When one truly becomes engrossed in Gotham however, these failing moments are lost in a sea of strange thrills. Even when over-the-top delivery is required, the actors who do deliver are top notch. No one could accuse Wong of less than a top-notch performance. Bullock (Donal Logue) and Gordon have cemented themselves as a truly effective and credible crime fighting buddy duo, largely due to the chemistry between actors Logue and McKenzie. Taylor is remarkably compelling and complex as Penguin, both in his laughing confidence and his petrified demeanor.
Sean Pertwee’s portrayal of butler Alfred Pennyworth virtually steals the show every time he appears, and the character’s arc has been truly satisfying. Over the series’ three seasons, he’s come into his own as Bruce’s strong, yet loving, foster father. Gone are the drawling, subservient performances of an ancillary Alfred; in Gotham, Alfred’s less a servant and more of a bodyguard.
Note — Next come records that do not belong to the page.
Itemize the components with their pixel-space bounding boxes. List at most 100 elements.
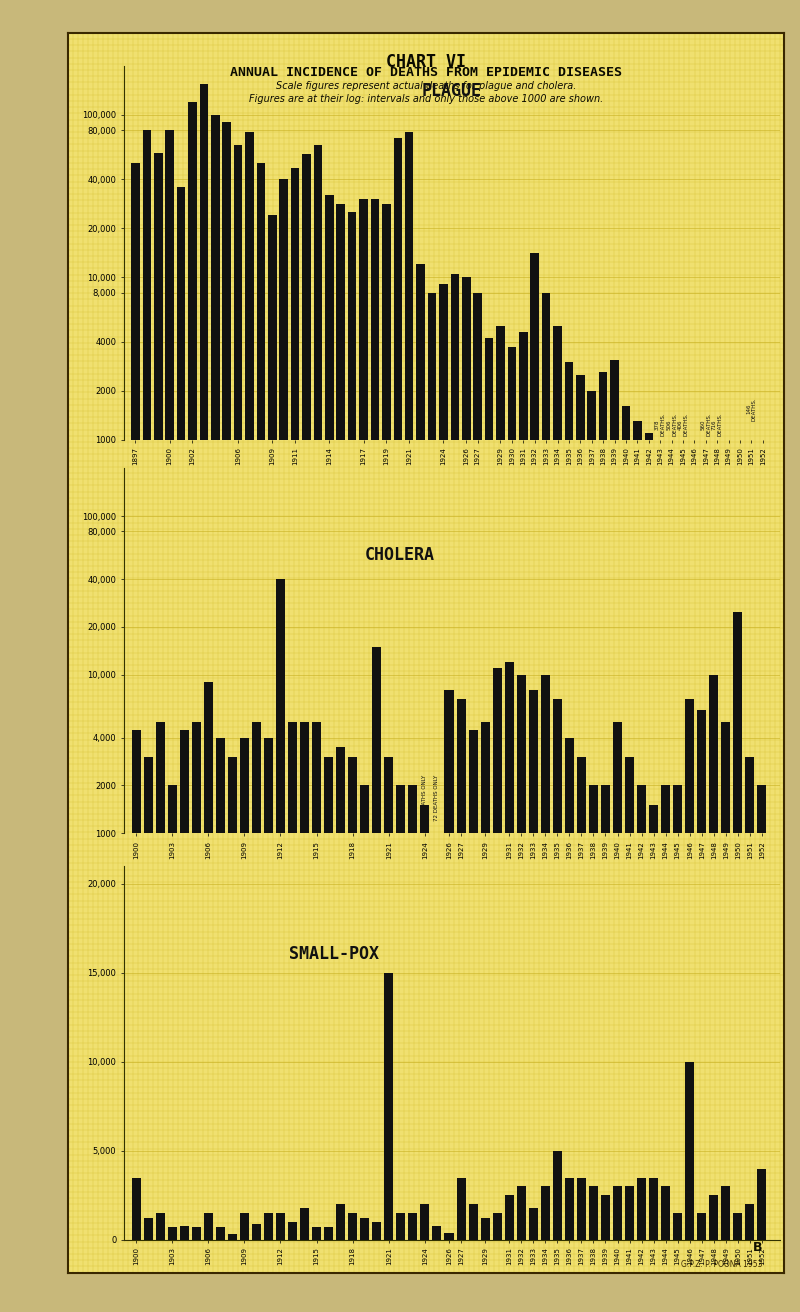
Bar (168, 786, 177, 1312)
Bar (530, 253, 539, 1312)
Bar (541, 1186, 550, 1240)
Bar (686, 699, 694, 1312)
Bar (192, 1228, 201, 1240)
Bar (405, 133, 414, 1312)
Bar (177, 186, 186, 1312)
Bar (155, 723, 165, 1312)
Bar (633, 421, 642, 1312)
Bar (565, 1178, 574, 1240)
Bar (336, 1204, 345, 1240)
Text: 506
DEATHS.: 506 DEATHS. (666, 412, 677, 436)
Bar (542, 293, 550, 1312)
Text: 560
DEATHS.: 560 DEATHS. (701, 412, 711, 436)
Bar (601, 1195, 610, 1240)
Bar (553, 699, 562, 1312)
Bar (554, 325, 562, 1312)
Bar (610, 359, 619, 1312)
Bar (143, 1219, 153, 1240)
Bar (481, 1219, 490, 1240)
Bar (673, 1214, 682, 1240)
Text: PLAGUE: PLAGUE (422, 81, 482, 100)
Bar (450, 274, 459, 1312)
Text: Scale figures represent actual deaths for plague and cholera.: Scale figures represent actual deaths fo… (276, 81, 576, 91)
Bar (661, 1186, 670, 1240)
Bar (613, 723, 622, 1312)
Bar (216, 1228, 225, 1240)
Bar (211, 114, 219, 1312)
Bar (445, 1233, 454, 1240)
Bar (240, 737, 249, 1312)
Bar (336, 747, 345, 1312)
Bar (421, 1204, 430, 1240)
Bar (519, 332, 527, 1312)
Bar (348, 213, 357, 1312)
Bar (291, 168, 299, 1312)
Bar (625, 757, 634, 1312)
Bar (746, 757, 754, 1312)
Bar (337, 205, 345, 1312)
Bar (300, 723, 309, 1312)
Bar (710, 1195, 718, 1240)
Bar (517, 674, 526, 1312)
Bar (722, 1186, 730, 1240)
Bar (180, 729, 189, 1312)
Bar (428, 293, 436, 1312)
Bar (469, 1204, 478, 1240)
Bar (505, 1195, 514, 1240)
Bar (457, 699, 466, 1312)
Text: 146
DEATHS.: 146 DEATHS. (746, 398, 757, 421)
Bar (587, 391, 596, 1312)
Bar (302, 155, 311, 1312)
Bar (372, 647, 382, 1312)
Bar (734, 611, 742, 1312)
Text: ANNUAL INCIDENCE OF DEATHS FROM EPIDEMIC DISEASES: ANNUAL INCIDENCE OF DEATHS FROM EPIDEMIC… (230, 67, 622, 79)
Bar (228, 1235, 237, 1240)
Bar (493, 1214, 502, 1240)
Bar (599, 373, 607, 1312)
Text: 406
DEATHS.: 406 DEATHS. (678, 412, 689, 436)
Bar (493, 668, 502, 1312)
Bar (722, 723, 730, 1312)
Bar (481, 723, 490, 1312)
Bar (192, 723, 201, 1312)
Text: 716 DEATHS.: 716 DEATHS. (663, 785, 668, 820)
Bar (408, 786, 418, 1312)
Bar (312, 1228, 321, 1240)
Bar (348, 1214, 358, 1240)
Bar (474, 293, 482, 1312)
Bar (553, 1151, 562, 1240)
Bar (637, 1178, 646, 1240)
Bar (131, 164, 140, 1312)
Bar (246, 133, 254, 1312)
Bar (199, 84, 208, 1312)
Bar (234, 144, 242, 1312)
Bar (439, 285, 448, 1312)
Bar (384, 972, 394, 1240)
Bar (324, 757, 333, 1312)
Bar (433, 1225, 442, 1240)
Bar (279, 180, 288, 1312)
Bar (348, 757, 358, 1312)
Bar (710, 674, 718, 1312)
Bar (457, 1178, 466, 1240)
Bar (613, 1186, 622, 1240)
Bar (577, 757, 586, 1312)
Text: G.P.Z. P. POONA 1953: G.P.Z. P. POONA 1953 (681, 1260, 762, 1269)
Bar (746, 1204, 754, 1240)
Bar (257, 164, 265, 1312)
Bar (462, 277, 470, 1312)
Bar (240, 1214, 249, 1240)
Bar (734, 1214, 742, 1240)
Bar (408, 1214, 418, 1240)
Bar (396, 786, 406, 1312)
Text: 56 DEATHS ONLY: 56 DEATHS ONLY (422, 774, 427, 820)
Bar (180, 1225, 189, 1240)
Bar (154, 154, 162, 1312)
Bar (433, 833, 442, 1312)
Bar (394, 138, 402, 1312)
Bar (222, 122, 231, 1312)
Bar (276, 1214, 285, 1240)
Bar (416, 264, 425, 1312)
Bar (131, 1178, 141, 1240)
Text: 378
DEATHS.: 378 DEATHS. (655, 412, 666, 436)
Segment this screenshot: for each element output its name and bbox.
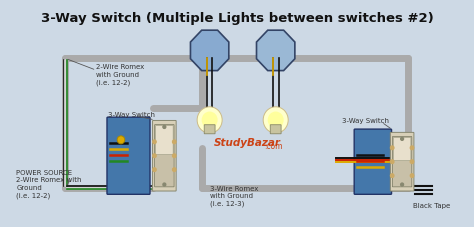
Circle shape	[163, 183, 166, 186]
Circle shape	[401, 183, 403, 186]
Circle shape	[268, 111, 284, 128]
Text: 3-Way Switch: 3-Way Switch	[108, 112, 155, 118]
Circle shape	[153, 140, 156, 144]
Circle shape	[391, 174, 394, 178]
Circle shape	[117, 136, 125, 144]
Polygon shape	[256, 30, 295, 71]
Text: 3-Way Switch (Multiple Lights between switches #2): 3-Way Switch (Multiple Lights between sw…	[41, 12, 433, 25]
Circle shape	[410, 146, 414, 150]
FancyBboxPatch shape	[270, 125, 281, 134]
Text: POWER SOURCE
2-Wire Romex with
Ground
(i.e. 12-2): POWER SOURCE 2-Wire Romex with Ground (i…	[16, 170, 82, 199]
FancyBboxPatch shape	[153, 121, 176, 191]
Text: 3-Way Switch: 3-Way Switch	[342, 118, 389, 124]
FancyBboxPatch shape	[107, 117, 150, 194]
Text: Black Tape: Black Tape	[413, 203, 451, 210]
Circle shape	[391, 160, 394, 163]
Text: 2-Wire Romex
with Ground
(i.e. 12-2): 2-Wire Romex with Ground (i.e. 12-2)	[96, 64, 145, 86]
Circle shape	[401, 137, 403, 140]
Circle shape	[173, 154, 176, 158]
Text: 3-Wire Romex
with Ground
(i.e. 12-3): 3-Wire Romex with Ground (i.e. 12-3)	[210, 185, 258, 207]
Circle shape	[173, 168, 176, 171]
Circle shape	[173, 140, 176, 144]
Polygon shape	[191, 30, 229, 71]
FancyBboxPatch shape	[392, 137, 412, 187]
Circle shape	[197, 107, 222, 133]
Text: StudyBazar: StudyBazar	[214, 138, 281, 148]
Text: .com: .com	[264, 142, 283, 151]
FancyBboxPatch shape	[393, 138, 411, 160]
Circle shape	[153, 168, 156, 171]
Circle shape	[410, 174, 414, 178]
FancyBboxPatch shape	[354, 129, 392, 194]
Circle shape	[153, 154, 156, 158]
FancyBboxPatch shape	[204, 125, 215, 134]
FancyBboxPatch shape	[390, 132, 414, 191]
Circle shape	[201, 111, 218, 128]
Circle shape	[410, 160, 414, 163]
Circle shape	[391, 146, 394, 150]
FancyBboxPatch shape	[155, 126, 173, 155]
Circle shape	[263, 107, 288, 133]
Circle shape	[163, 126, 166, 128]
FancyBboxPatch shape	[155, 125, 174, 187]
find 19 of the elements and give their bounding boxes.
He fights, he quips, he teaches, and he protects. This is, of course, a partial credit to Pertwee’s pedigree: his father, Jon, famously portrayed the well-received third incarnation of Doctor on Doctor Who.
The season does keep the viewer guessing, with the biggest surprises reserved for the final few episodes. While viewers are focused on the insane and powerful escapees of the Indian Hill research facility, the Machiavellian, Illuminati-like group The Court of Owls begins to rear its head. Just as we’re focusing on The Court of Owls, something even more sinister — and, from a viewer standpoint, incredibly satisfying — rears its demon’s head. All the while, allegiances change, hands are chopped off, faces are ripped off, people are killed and brought back from the grave, and fortunes reverse at the flip of a scarred coin.
Gotham third season Blu-ray release also offers documentaries on actor-turned-director McKenzie, features on The Court of Owls and the new super-villains introduced in season three, deleted scenes, and the Gotham 2016 Comic-Con panel. While all of these are welcome, and the collection offers superior sound and video, the main attraction is still the main attraction: finally witnessing the birth of the Batman.